Analysts say he will not avoid jail.
“There is no appeal against a decision of the Constitutional Court,” Mr Lawson Naidoo, head of the Council for the Advancement of the South African Constitution said.
Most of the graft investigated by the commission involve three brothers from a wealthy Indian business family, the Guptas, who won lucrative government contracts and were allegedly even able to choose cabinet ministers.
Corruption Watch, a non-profit organisation, described the judgement as “momentous” and “historical”.
“For the first time in South Africa, we are seeing a former head of state held directly accountable by way of a prison sentence,” said Corruption Watch’s legal officer Karam Singh.
But the ruling will spell disaster for the ANC and “aggravate the factional differences” leading up to the October local government votes, said WITS university lecturer Susan Booysen.
Mr Aleix Montana of the risk analysis firm Verisk Maplecroft said the ruling will boost the fight against graft.

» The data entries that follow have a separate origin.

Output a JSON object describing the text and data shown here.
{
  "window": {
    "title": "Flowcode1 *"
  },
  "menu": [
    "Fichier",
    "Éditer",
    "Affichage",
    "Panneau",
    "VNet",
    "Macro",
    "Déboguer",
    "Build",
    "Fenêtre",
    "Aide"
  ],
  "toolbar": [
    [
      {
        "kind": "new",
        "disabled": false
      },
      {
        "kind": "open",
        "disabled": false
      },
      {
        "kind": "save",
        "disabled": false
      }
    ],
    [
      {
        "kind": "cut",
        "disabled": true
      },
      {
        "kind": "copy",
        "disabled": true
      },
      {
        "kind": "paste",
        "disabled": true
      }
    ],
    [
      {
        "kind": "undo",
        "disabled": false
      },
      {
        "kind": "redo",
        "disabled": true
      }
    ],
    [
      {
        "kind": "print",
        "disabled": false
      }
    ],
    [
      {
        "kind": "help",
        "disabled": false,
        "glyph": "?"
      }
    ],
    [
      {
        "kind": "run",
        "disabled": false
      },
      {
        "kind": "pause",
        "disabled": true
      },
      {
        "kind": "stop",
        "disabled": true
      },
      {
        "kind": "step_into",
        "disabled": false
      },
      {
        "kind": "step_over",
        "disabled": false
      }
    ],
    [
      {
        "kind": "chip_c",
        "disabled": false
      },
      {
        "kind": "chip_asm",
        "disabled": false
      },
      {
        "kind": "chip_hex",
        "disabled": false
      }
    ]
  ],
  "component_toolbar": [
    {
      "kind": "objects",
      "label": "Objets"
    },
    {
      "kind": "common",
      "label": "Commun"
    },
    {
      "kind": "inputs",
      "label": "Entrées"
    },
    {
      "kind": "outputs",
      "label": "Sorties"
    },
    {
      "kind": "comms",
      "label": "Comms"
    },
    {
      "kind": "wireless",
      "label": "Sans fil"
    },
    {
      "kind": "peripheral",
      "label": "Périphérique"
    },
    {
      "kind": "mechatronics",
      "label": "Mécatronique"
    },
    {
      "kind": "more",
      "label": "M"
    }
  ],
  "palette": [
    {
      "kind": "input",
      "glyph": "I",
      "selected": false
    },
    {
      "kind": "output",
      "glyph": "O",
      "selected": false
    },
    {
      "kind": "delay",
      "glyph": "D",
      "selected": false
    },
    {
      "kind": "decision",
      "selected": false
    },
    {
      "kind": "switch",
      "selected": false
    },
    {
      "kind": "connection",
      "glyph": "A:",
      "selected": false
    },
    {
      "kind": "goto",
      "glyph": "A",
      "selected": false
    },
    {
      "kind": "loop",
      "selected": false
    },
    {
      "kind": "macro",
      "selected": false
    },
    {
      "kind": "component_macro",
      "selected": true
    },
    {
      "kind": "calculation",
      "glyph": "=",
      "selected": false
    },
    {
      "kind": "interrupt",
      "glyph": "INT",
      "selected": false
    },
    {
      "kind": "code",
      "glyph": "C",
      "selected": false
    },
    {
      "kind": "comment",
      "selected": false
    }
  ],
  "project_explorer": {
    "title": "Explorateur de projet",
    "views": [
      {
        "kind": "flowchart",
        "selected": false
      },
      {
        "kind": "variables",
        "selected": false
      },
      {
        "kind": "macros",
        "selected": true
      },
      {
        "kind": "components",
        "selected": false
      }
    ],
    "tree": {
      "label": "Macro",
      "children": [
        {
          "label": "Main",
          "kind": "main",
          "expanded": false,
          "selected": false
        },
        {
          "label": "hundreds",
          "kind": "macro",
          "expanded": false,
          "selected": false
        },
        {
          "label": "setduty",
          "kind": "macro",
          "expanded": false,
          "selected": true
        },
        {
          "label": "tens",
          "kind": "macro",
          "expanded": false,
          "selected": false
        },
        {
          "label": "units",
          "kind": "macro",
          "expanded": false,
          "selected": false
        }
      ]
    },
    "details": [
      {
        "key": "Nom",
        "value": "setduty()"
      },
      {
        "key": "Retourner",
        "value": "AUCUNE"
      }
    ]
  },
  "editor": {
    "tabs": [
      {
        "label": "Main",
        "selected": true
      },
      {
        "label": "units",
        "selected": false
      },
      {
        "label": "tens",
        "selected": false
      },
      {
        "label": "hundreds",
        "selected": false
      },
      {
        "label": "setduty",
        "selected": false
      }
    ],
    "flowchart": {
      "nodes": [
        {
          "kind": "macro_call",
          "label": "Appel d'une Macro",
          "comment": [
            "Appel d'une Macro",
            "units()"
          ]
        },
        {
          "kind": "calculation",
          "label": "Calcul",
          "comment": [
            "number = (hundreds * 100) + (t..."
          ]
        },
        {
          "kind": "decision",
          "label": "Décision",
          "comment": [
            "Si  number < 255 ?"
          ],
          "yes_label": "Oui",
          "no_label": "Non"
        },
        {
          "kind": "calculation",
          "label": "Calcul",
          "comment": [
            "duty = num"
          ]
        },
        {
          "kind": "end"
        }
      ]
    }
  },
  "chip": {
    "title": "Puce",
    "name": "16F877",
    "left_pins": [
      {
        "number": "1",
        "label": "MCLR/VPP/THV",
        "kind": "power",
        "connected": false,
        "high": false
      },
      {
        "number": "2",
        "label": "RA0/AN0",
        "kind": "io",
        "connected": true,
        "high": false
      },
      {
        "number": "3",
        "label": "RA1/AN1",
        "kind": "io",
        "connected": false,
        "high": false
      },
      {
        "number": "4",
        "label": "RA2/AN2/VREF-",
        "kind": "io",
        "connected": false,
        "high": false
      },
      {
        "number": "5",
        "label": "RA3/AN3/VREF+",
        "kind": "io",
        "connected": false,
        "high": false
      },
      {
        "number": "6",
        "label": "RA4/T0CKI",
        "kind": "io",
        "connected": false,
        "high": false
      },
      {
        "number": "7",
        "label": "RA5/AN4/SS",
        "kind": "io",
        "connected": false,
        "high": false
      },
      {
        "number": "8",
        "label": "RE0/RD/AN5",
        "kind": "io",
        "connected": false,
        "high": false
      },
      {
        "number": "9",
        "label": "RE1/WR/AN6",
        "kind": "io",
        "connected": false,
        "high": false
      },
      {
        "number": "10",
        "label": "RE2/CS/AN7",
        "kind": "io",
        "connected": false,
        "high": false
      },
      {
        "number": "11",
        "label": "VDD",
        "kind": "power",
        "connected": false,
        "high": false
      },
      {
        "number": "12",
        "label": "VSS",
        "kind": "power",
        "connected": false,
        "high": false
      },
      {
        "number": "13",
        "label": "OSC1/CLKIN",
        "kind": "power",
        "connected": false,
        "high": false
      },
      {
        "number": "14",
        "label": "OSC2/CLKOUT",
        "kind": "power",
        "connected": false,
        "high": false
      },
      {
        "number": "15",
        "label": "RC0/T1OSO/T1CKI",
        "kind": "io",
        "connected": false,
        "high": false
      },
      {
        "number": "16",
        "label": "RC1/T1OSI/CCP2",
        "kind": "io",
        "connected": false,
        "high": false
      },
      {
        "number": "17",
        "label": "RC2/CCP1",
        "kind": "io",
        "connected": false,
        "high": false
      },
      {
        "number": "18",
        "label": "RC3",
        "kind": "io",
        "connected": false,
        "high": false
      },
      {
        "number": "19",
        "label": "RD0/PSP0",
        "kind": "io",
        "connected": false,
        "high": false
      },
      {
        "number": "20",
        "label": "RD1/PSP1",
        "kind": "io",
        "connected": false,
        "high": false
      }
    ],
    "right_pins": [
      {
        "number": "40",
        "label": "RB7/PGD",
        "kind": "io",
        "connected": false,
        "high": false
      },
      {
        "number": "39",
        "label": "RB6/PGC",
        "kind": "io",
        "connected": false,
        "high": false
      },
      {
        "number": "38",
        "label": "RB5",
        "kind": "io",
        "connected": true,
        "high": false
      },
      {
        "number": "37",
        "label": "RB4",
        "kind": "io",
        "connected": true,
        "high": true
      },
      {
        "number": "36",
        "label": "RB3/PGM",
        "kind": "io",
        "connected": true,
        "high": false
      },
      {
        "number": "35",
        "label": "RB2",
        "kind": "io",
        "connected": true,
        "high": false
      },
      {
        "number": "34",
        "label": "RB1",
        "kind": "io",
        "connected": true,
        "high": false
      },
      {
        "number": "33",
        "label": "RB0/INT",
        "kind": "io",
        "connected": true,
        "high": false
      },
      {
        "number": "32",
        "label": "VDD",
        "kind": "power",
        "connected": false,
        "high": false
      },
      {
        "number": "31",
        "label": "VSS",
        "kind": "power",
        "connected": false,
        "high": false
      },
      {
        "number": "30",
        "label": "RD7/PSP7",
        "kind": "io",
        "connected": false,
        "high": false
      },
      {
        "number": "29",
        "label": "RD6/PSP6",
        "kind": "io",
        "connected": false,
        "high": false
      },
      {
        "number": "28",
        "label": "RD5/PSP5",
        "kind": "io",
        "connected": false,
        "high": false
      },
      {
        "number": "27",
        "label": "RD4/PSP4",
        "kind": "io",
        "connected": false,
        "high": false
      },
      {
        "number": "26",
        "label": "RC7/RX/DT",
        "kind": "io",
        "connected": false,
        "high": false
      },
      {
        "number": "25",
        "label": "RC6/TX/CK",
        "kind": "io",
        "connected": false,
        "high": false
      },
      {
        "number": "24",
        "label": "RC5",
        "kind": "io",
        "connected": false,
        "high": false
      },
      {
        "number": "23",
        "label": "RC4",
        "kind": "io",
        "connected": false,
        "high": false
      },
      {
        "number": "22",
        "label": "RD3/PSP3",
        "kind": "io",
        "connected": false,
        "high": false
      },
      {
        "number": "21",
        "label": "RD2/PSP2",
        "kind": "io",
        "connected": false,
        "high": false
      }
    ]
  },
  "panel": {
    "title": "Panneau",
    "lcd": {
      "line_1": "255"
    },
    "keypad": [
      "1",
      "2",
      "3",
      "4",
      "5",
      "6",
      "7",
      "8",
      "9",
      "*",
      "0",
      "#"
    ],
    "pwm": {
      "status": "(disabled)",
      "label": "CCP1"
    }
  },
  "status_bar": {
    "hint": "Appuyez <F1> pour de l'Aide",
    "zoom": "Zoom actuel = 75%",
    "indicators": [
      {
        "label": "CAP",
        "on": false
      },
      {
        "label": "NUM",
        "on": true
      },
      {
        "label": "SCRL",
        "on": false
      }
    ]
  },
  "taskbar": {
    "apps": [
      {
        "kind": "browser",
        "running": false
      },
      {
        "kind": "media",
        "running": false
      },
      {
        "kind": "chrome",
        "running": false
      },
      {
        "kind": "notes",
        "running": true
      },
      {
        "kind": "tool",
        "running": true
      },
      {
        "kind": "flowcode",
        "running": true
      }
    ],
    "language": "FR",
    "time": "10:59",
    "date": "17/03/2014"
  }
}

It was “an important milestone for South Africa’s judicial independence and its fight against corruption,” the analyst said.
Zuma is separately facing 16 charges of fraud, graft and racketeering relating to a 1999 purchase of fighter jets, patrol boats and military gear from five European arms firms for 30 billion rand, then the equivalent of nearly US$5 billion. At the time of the purchase, Zuma was president Thabo Mbeki’s deputy.